How to check Microsoft patch levels for your exploit

Checking patch levels is an important task for vulnerability research or exploit development. As a bug-hunting kind of guy, you should care about patch levels because say you have an 0day for Internet Explorer 10, you can't always assume it affects all IE 10 builds since its debut (2012). If you realize your 0day only affects one or two builds, how much of a threat is it? Probably not as bad as you think.

If you're an exploit developer, you're checking patches for another reason: maximum reliability. There are a lot of ways your exploit can fail, a bad gadget due to a change by a system update is easily one of them. If this update occurred at a pretty early stage, chances are your exploit will fail a lot, too.

How to collect Microsoft patches

If you're kind of hardcore with patch diffing, you probably maintain your own database of DLLs. But this may require a lot of disk space, for most people it's probably not worth it unless you have to look at these DLLs pretty much everyday. A more economic way is probably have a way to track all these patches, and have some sort of interface to allow quick and easy access to them.

Luckily, Microsoft maintains a list of all the patches in an Excel file that you can download here:

http://www.microsoft.com/en-us/download/confirmation.aspx?id=36982

If you prefer some sort of GUI for searching, you can use Security TechCenter's My Security Bulletins Dashboard. You can edit this dashboard to add specific filters, such as the Windows version, Internet Explorer version, Office, etc, etc.

For example, if I want to find all the Internet Explorer 10 patches for Windows 7 since its debut, I can add the following filters:

• Windows 7
• Internet Explorer

And then I sort by date from September 2012 to 2014, I get: 22 results. But of course, this number will go up because IE 10 is still supported.

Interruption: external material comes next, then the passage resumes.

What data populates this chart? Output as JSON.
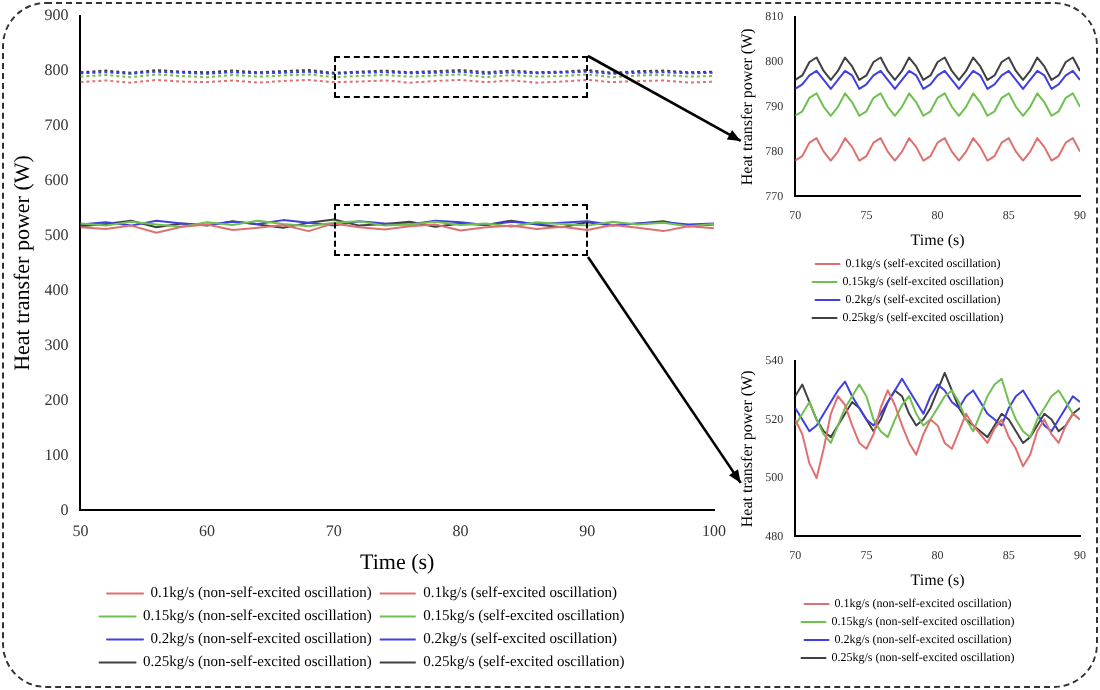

There are also other desktop or command-line tools that will basically check missing patches for your Windows system, such as Windows Update Powershell Module, in some cases this may work better.

Patch extraction

• Old patches used to be packaged as EXEs, and this kind can be extracted by using decompression tools such as 7zip. Internet Explorer 6 patches, for example, can be extracted this way.

• Newer patches packaged as EXEs support the /X flag for extraction. For example, the following will extract the patch under the same directory. Patches such as Internet Explorer 8 (for XP) can be extracted this way.

Windows[Something]-KB[Something]-x86-ENU.exe /X:.

• Most patches nowadays are packaged as MSUs. Here's what you have to do:

1 - Extract the msu file with the expand command. The following example will extract the msu to the "extracted_msu" folder as our destination:

mkdir extracted_msu
expand /F:* [path to msu file] extracted_msu

2 - In the destination folder, there should be a cab file that has the same name as the msu file. Extract that with the expand command again.

expand /F:* [path of the cab file] .

Note: After you extract the cab file, you might see some new folders. You should be able to find the updated file in one these folders. The folders also might be labeled as GDR or QRE. GDR indicates Generation Distribution Release, while QRE means Quick Fix Engineering.

Checking gadgets in patches

The quickest way to check gadgets across different patches is by using Metasploit's msfpescan utility (or msfbinscan, which is smart enough to know it's PE format). It's really easy, all you have to do is put the DLLs in the same directory, and then do:

$ ./msfbinscan -D -a [address] -A 10 /patches/*.dll

What that does is the tool will disassemble all the DLLs under that directory, at that specific address for 10 bytes. You can probably automate a little more to quickly identify which DLLs don't have right gadget, and if that's the case for you, that means the gadget you're using is unsafe. You should find another one that's more reliable.